Try a Cinquain

A cinquain poem is 5 lines long. It has a one word title. Two describing words. Three action words. Four feeling words. Then one synonym for the title (on the fifth line). Try one! Mine is below.

Smile
Open, mysterious.
Twisted, curving lips.
Curious, shy, never expected.
Facetious.

If you want to know more about cinquains:

Cinquain.org – “A scholarly exploration of the American cinquain as popularized by Adelaide Crapsey.”

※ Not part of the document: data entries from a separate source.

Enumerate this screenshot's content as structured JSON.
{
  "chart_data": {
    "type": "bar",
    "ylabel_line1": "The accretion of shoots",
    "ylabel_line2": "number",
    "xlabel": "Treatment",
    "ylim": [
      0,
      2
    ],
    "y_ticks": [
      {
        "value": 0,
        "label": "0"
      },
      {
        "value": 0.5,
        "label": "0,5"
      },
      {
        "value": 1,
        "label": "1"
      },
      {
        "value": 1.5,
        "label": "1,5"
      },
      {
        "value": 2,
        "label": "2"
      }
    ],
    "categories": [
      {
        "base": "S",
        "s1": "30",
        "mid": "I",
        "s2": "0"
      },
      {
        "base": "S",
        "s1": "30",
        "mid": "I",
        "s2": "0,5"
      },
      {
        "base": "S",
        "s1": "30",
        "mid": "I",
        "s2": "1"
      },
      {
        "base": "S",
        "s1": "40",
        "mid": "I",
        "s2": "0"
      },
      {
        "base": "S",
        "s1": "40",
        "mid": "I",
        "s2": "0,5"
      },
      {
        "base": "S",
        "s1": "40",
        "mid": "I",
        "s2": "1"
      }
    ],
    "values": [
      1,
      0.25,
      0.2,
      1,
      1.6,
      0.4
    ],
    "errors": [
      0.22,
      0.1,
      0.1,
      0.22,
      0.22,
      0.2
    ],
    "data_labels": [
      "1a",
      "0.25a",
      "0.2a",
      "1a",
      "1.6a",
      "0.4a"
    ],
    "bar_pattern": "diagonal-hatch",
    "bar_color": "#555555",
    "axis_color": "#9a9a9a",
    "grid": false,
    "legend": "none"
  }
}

Amaze – The cinquain journal (online but not updated often).

From PoeWar:

Cinquain, despite its French-sounding name, is an American poetry form that can be traced back to Adelaide Crapsey. Crapsey, influenced by Japanese haiku, developed this poetic system and used it to express brief thoughts and statements. Other poets who popularized the form were Carl Sandburg and Louis Utermeyer. While the form does not have the extensive popularity of haiku, it is often taught in public schools to children because of the form’s brief nature.

Most cinquain poems consist of a single, 22 syllable stanza, but they can be combined into longer works. A cinquain consists of five lines. The first line has two syllables, the second line has four syllables, the third line has six syllables and the fourth line has eight syllables, the final line has two syllables.